Example using generative CoT verifier on GSM8K test.
LLM-generated solutions often sound convincing even when they are wrong, making verification a challenging task. Here, the solution is incorrect because it has ignored the word ‘each’ in the problem. While the discriminative RM fails to recognize this subtle mistake in the solution, our GenRM-CoT verifier reliably detects the error. This is because GenRM-CoT was trained with next-token prediction on synthetic chain-of-thought rationales, enabling it to explicitly reason about the solution.

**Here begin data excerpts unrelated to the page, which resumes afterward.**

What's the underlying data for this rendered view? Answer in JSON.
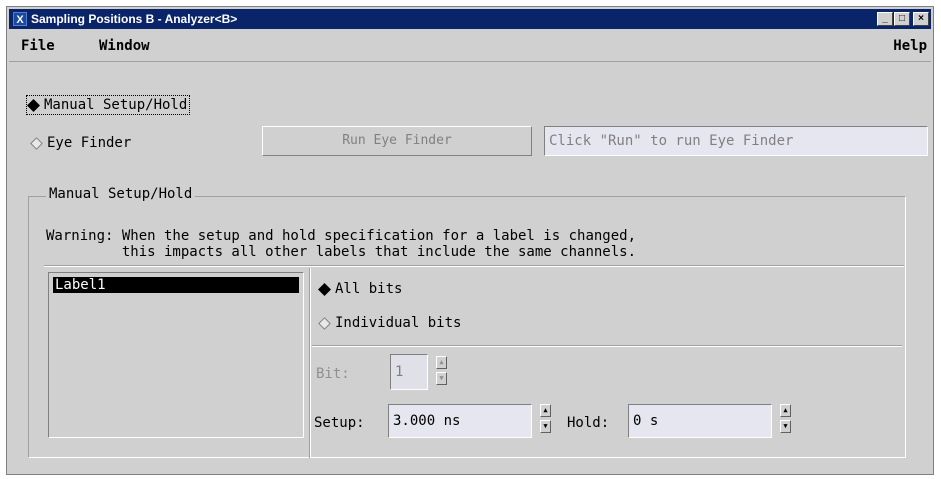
{
  "window": {
    "title": "Sampling Positions B - Analyzer<B>",
    "app_icon": "X",
    "controls": [
      "minimize",
      "maximize",
      "close"
    ]
  },
  "menubar": {
    "file": "File",
    "window": "Window",
    "help": "Help"
  },
  "mode": {
    "manual_label": "Manual Setup/Hold",
    "manual_selected": true,
    "eye_finder_label": "Eye Finder",
    "eye_finder_selected": false,
    "run_button": "Run Eye Finder",
    "status_text": "Click \"Run\" to run Eye Finder"
  },
  "manual_group": {
    "title": "Manual Setup/Hold",
    "warning_line1": "Warning: When the setup and hold specification for a label is changed,",
    "warning_line2": "         this impacts all other labels that include the same channels.",
    "labels": [
      "Label1"
    ],
    "selected_label": "Label1",
    "all_bits_label": "All bits",
    "all_bits_selected": true,
    "individual_bits_label": "Individual bits",
    "individual_bits_selected": false,
    "bit_label": "Bit:",
    "bit_value": "1",
    "setup_label": "Setup:",
    "setup_value": "3.000 ns",
    "hold_label": "Hold:",
    "hold_value": "0 s"
  }
}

Generative verifiers outperform standard verification approaches in terms of Best-of-N on reasoning tasks, with a fixed generator. Here, Δ = (GenRM-CoT − Disc-RM)/(Pass@N − Disc-RM) measures how much better generative CoT verifiers perform than discriminative RM, as a fraction of the maximum achievable gains over discriminative RM from an oracle verifier (Pass@N). GenRM-CoT leverages the generation capabilities of LLMs, enabling a finetuned verifier to utilize chain-of-thought verification to detect subtle reasoning errors.

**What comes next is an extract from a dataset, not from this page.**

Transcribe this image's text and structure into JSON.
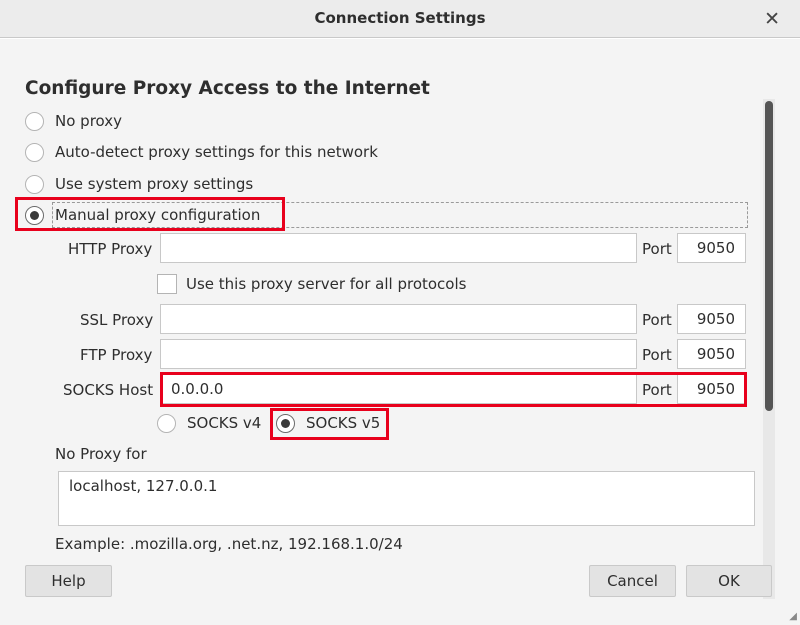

For algorithmic tasks, we report average performance using Gemma-2B on Last Letter Concat (Wei et al., 2022) and BBH Word Sorting (Suzgun et al., 2022). For math reasoning, we train Gemma2-9B verifiers on GSM8K and evaluate their performance on GSM8K test (middle) and easy-to-hard generalization on MATH500 (Lightman et al., 2023). For math tasks, LLM-as-a-Judge utilizes Gemini 1.0 Pro, which we used for synthetic verification rationales for GSM training. The algorithmic reasoning tasks use programmatically generated oracle verification rationales as training data for GenRM-CoT. Math tasks use model-generated verification rationales for training GenRM-CoT.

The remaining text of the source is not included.